Posizione Geografica e Demografia

Canicattini Bagni si trova a un’altitudine di 362 metri sopra il livello del mare, con una superficie di 15,06 km2 e una popolazione di 7.124 abitanti (dati al 31 dicembre 2014), il che si traduce in una densità di 516 abitanti per chilometro quadrato. La città è incastonata in una vasta pianura punteggiata di uliveti e attraversata da cave, tra cui Cava Alfano, Cava Ddieri e Cava Bagni.

Origini del Toponimo

L’origine del toponimo “Canicattini” è avvolta nel mistero, con diverse teorie che si contendono la sua etimologia.

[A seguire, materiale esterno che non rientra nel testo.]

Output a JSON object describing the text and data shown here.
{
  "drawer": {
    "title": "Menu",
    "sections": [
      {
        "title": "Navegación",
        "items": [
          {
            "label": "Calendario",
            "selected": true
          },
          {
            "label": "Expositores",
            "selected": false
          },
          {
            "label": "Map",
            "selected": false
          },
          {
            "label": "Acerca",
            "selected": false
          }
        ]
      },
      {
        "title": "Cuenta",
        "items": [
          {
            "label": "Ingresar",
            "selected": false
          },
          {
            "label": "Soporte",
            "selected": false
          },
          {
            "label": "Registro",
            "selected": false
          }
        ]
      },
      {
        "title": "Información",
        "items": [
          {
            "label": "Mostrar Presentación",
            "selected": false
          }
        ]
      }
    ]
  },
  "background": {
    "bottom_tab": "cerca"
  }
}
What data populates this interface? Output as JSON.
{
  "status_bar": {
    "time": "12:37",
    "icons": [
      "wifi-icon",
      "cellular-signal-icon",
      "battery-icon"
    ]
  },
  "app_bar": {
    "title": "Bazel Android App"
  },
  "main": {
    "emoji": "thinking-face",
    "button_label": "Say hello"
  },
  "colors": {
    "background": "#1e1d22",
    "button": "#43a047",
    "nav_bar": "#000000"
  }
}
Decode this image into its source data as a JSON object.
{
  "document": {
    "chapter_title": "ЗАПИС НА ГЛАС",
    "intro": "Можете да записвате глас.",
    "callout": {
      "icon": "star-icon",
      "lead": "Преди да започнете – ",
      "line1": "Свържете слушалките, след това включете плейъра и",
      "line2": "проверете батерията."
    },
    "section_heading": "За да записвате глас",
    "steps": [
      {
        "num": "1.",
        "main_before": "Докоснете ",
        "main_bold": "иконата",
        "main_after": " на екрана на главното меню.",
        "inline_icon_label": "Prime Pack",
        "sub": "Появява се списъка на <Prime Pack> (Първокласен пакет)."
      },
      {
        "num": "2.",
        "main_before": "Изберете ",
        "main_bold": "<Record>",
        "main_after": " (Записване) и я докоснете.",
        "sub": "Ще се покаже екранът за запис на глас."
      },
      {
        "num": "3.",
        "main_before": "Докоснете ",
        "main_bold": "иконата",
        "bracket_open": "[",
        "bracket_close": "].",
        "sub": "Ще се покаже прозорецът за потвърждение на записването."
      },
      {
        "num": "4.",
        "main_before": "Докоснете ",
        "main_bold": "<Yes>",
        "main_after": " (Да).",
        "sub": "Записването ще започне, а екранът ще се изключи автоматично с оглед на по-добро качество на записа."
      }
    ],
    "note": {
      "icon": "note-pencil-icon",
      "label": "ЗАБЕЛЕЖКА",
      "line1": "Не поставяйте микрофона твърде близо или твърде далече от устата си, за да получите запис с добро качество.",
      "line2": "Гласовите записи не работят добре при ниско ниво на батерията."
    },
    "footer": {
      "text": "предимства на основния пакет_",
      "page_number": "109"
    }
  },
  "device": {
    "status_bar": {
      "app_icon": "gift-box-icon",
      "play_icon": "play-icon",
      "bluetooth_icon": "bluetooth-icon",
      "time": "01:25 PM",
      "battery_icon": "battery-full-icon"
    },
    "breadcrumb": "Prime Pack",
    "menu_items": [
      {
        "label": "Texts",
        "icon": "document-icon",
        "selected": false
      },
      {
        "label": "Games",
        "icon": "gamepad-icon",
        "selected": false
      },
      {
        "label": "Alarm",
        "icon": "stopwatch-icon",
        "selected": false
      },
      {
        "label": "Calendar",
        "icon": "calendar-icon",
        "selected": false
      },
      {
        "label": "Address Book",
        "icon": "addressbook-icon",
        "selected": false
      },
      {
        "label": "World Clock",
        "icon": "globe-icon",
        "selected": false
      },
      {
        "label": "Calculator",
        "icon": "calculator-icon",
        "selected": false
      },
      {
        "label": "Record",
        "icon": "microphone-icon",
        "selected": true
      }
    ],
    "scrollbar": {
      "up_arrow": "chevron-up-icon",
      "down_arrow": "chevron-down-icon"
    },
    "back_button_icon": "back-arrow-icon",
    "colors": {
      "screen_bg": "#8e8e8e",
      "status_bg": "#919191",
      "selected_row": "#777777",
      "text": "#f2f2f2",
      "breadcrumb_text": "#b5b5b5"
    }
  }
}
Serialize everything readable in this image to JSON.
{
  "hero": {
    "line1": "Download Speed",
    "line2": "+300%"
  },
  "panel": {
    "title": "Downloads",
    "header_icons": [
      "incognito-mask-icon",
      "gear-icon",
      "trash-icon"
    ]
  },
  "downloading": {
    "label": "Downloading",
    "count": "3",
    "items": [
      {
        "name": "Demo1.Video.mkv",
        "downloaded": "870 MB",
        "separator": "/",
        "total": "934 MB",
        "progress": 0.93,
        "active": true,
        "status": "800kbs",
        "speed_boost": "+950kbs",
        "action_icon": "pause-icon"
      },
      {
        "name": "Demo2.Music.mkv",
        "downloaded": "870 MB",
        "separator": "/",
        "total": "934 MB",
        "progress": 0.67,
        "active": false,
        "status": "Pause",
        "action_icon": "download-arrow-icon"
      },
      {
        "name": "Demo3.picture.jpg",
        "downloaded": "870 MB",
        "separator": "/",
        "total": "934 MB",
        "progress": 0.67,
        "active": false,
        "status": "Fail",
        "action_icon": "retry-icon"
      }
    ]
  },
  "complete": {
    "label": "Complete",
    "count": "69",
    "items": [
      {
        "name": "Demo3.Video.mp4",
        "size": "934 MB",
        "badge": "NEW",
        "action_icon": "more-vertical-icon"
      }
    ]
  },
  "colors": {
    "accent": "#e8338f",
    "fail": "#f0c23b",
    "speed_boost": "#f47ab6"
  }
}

Secondo Tommaso Fazello, noto come il “Padre della storia siciliana,” il nome ha origini arabe, ma la sua interpretazione esatta rimane incerta.

Preistoria e Protostoria

Questo territorio ha ospitato comunità umane in ogni epoca, una testimonianza della sua ricca storia. Un esempio significativo è la collezione di selci risalenti al Paleolitico superiore, custodita nel Museo Paolo Orsi di Siracusa, proveniente proprio da Canicattini Bagni. La presenza umana nel Neolitico e nell’età del rame è documentata dalle grotte del Conzo e della Chiusazza, mentre tracce di insediamenti dell’età del bronzo si trovano in località Case Vecchie.

Epoca Greca e Romana

Con l’arrivo dei Greci nella seconda metà dell’VIII secolo a.C. e la fondazione delle colonie, la piana di Canicattini Bagni divenne un punto di passaggio cruciale tra Siracusa e le sue sub-colonie di Akrai e Kasmenai. Gli studiosi concordano nel datare a questo periodo la realizzazione di opere di drenaggio e incanalamento delle acque del fiume Cardinale, con tecniche avanzate per attraversare le burroni da una sponda all’altra.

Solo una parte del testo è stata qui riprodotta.